Processo nº 275/2017 Data: 27.04.2017
(Autos de recurso penal)
Assuntos : Crime de “burla”.
Elementos.
“Erro notório na apreciação da prova”.
”Contradição insanável da fundamentação”.
Reenvio.
SUMÁRIO
1. A construção do crime de “burla” supõe a concorrência de vários elementos típicos: (1) o uso de erro ou engano sobre os factos, astuciosamente provocado; (2) a fim de determinar outrem à prática de actos que lhe causam, ou a terceiro, prejuízo patrimonial – (elementos objectivos) – e, por fim, (3) a intenção do agente de obter para si ou terceiro um enriquecimento ilegítimo (elemento subjectivo).
Impõe-se, assim, num primeiro momento, a verificação de uma conduta (intencional) astuciosa que induza directamente em erro ou engano o lesado, e, num segundo momento, a verificação de um enriquecimento ilegítimo de que resulte prejuízo patrimonial do sujeito passivo ou de terceiro.
O que caracteriza o crime de “burla” é a acção do agente que, astuciosamente, provoca no sujeito passivo erro ou engano sobre quaisquer factos, e assim determina que o mesmo pratique actos que causem prejuízo a ele ou a outra pessoa.
Por erro deve entender-se a falsa (ou a nenhuma) representação da realidade concreta, a funcionar como vício influenciador do consentimento ou da aquiescência da vítima.
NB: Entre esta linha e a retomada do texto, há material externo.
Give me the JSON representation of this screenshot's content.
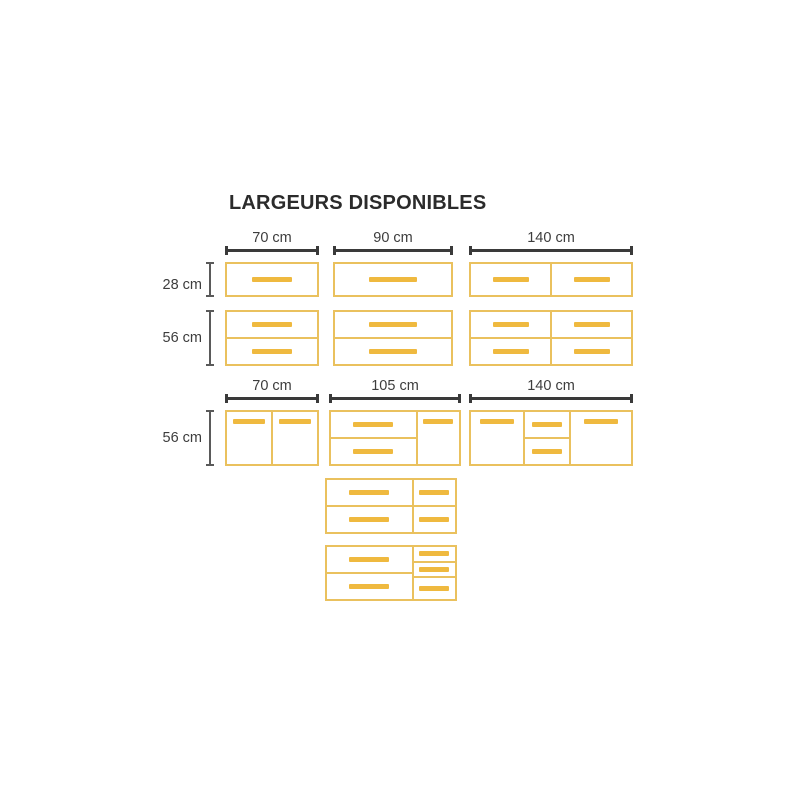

É usada astúcia quando os factos invocados dão a uma falsidade a aparência de verdade, ou quando o burlão altera ou dissimula factos verdadeiros, e (actuando com destreza) pretende enganar e surpreender a boa fé do burlado, de forma a convencê-lo a praticar actos em prejuízo do seu património ou de terceiro.
2. O “erro notório na apreciação da prova” apenas existe quando se dão como provados factos incompatíveis entre si, isto é, que o que se teve como provado ou não provado está em desconformidade com o que realmente se provou, ou que se retirou de um facto tido como provado uma conclusão logicamente inaceitável. O erro existe também quando se violam as regras sobre o valor da prova vinculada, as regras de experiência ou as legis artis. Tem de ser um erro ostensivo, de tal modo evidente que não passa despercebido ao comum dos observadores.
3. Existe “contradição insanável da fundamentação” quando se constata incompatibilidade, não ultrapassável, entre os factos provados, entre estes e os não provados ou entre a fundamentação probatória e a decisão.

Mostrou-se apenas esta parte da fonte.